I don't really know the meaning of the word, it could tie into self respect, but instead of searching for it and being accurate, ill go at it on my opinion of what it is.
I don't give a rat's ass what people think of me a lot of the time. I don't care. Until i come face to face with it directly, from someone i encounter on a (almost) daily basis. That's why i sugar-coat things when talking to people. I may have to deal with them tomorrow and don't want to deal with their whiny bitch ass any more than i have too. I have done some stupid shit just based on this, like jumped in a dumpster on several occasions, hurting myself (during the "self-destructive Jackass" phase) But i want to go another way with it. I'm not going to sleep with everyone who says I'm cute, I'm not going to give people free shit because they give me the puppy eyes, or pouty face. It pisses me off when people expect it to work. I say fuck you, if you aren't willing to work for it, why do you think giving me the "poor pitiful me" look will make me give up what i worked for? Bite me lazy bum. I work hard for what i have, which isn't much already. I have a family to provide for, and you want my money? Take food out of my kids' mouths?! Not a chance. Ill castrate myself before i take food from my kids mouths, or allow anyone to do that.... If i work for it, you work for it too. If your too lazy to work, starve.
When someone is speaking to you, you shut your mouth and listen. ESPECIALLY when you expect them to listen to you speak. Communication works both ways. If you cut me off, ill irritate you until you shut the fuck up and listen to the rest of the sentence. I do not interrupt people when they speak to me. (i try not to) some will all out interrupt me when I'm talking with a full paragraph response to the 3 words Ive spoken so far. Respect me, i respect you too.
I see people with vanity plates, and some are as creative as a color by number coloring book that's already been colored. 2FST4U- really? That's going to get you a hilarious rep at a club, and you aren't going home with anyone when they see that plate. Minute man. Lots of those are so stupid, and uncreative, - when i see one like that, i think of them as an inconsiderate prick with no life and a wallet larger than they deserve. Similar thing with tattoos, some people get some stupid thing that has no meaning, just get a tat, to have a tat. Like it makes you hardcore. Uh, no... that cartoon butterfly on a 300 lb mans ankle isn't hardcore. Neither is that big ass word on your back in letters that are difficult to read. It looks like when you try to read a big breasted woman's shirt, and she gets pissed off because your looking at her chest. Well, if the text were easier to read.... I wouldn't have to STARE.
Understanding-
Before making judgment on someone, look at yourself. You are far from perfect. I know i am far from perfect too. Get to know someone before you decide you don't like them. Look at things in their perspective, see where they come from, feel their feels.
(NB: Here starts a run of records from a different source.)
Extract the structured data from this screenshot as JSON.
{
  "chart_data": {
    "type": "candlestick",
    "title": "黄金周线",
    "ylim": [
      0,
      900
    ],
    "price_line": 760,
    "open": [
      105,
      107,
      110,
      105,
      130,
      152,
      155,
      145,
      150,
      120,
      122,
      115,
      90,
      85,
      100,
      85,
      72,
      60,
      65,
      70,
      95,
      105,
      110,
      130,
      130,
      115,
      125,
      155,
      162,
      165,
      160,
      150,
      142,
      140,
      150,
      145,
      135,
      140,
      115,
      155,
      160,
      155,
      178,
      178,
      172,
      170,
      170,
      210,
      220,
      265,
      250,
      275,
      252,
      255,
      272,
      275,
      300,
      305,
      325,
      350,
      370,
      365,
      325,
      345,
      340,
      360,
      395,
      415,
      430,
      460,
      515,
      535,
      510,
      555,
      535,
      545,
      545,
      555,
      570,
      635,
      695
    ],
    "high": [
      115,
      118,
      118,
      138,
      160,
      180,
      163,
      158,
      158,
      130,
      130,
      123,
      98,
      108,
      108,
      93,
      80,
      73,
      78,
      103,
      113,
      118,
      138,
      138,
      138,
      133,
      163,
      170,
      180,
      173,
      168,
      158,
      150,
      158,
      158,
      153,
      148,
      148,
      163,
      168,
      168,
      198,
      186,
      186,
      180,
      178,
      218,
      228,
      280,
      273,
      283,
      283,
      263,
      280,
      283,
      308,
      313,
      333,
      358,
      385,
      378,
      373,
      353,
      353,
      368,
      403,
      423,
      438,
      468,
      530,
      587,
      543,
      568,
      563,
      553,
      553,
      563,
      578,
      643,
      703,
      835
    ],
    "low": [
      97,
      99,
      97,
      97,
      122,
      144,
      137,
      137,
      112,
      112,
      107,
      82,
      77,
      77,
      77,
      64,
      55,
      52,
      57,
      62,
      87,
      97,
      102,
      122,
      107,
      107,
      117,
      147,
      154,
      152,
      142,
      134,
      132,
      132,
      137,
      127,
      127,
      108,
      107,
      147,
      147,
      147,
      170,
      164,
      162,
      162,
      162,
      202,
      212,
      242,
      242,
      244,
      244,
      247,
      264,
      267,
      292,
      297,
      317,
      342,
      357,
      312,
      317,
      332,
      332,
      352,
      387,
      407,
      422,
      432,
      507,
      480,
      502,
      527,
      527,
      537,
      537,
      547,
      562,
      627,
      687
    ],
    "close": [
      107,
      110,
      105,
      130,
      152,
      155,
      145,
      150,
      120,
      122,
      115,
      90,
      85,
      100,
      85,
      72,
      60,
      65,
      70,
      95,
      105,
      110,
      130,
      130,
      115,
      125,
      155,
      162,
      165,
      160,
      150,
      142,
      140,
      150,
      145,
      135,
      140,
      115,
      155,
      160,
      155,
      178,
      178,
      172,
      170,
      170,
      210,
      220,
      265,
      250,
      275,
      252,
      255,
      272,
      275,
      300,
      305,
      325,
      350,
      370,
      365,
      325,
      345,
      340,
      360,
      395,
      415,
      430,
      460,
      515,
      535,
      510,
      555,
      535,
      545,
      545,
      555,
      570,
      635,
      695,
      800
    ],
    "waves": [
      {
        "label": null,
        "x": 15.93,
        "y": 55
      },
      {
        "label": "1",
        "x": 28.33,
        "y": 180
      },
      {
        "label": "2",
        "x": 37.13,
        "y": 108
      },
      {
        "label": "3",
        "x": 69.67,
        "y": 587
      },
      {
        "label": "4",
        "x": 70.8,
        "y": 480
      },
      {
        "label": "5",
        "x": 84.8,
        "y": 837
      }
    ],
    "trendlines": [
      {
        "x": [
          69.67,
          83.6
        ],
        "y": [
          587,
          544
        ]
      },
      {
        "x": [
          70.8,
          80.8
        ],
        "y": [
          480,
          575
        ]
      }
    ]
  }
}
I do this when writing scripts, and do this when listening to people talk to me. I try to see the world from their eyes, and sometimes i don't like it, but i still do it to better understand them. I think its a shame this isn't happening more often.
Trust.
I have a trust problem. I trust too much too soon. I don't expect to be lied to, because I try not to lie.
I mentioned this before, and my theory of trust: I trust people based on a dollar amount I'd loan them. In a way, i have had a base trust of $5. Now, i base it on $2. (which is the MAX I spend on a crane game) I don't mind losing $2 in a machine, nor do i mind risking it to see how much more i can trust them with. Some people I'd trust with $1, some $20. VERY few, I'd trust with my Debit card, car, wife AND children at the same time. Maybe I'm strange for that, but It works well for me so far. There are some people i wouldn't trust with a worn out sock....
When a deal is made, or a promise is made, I tend to be a man of my word 90% of the time. The 10% counts for the things i forget, the occasional time something comes up at the last minute...
I think i should apologize for some things being out of order, i wrote them down as they came to me.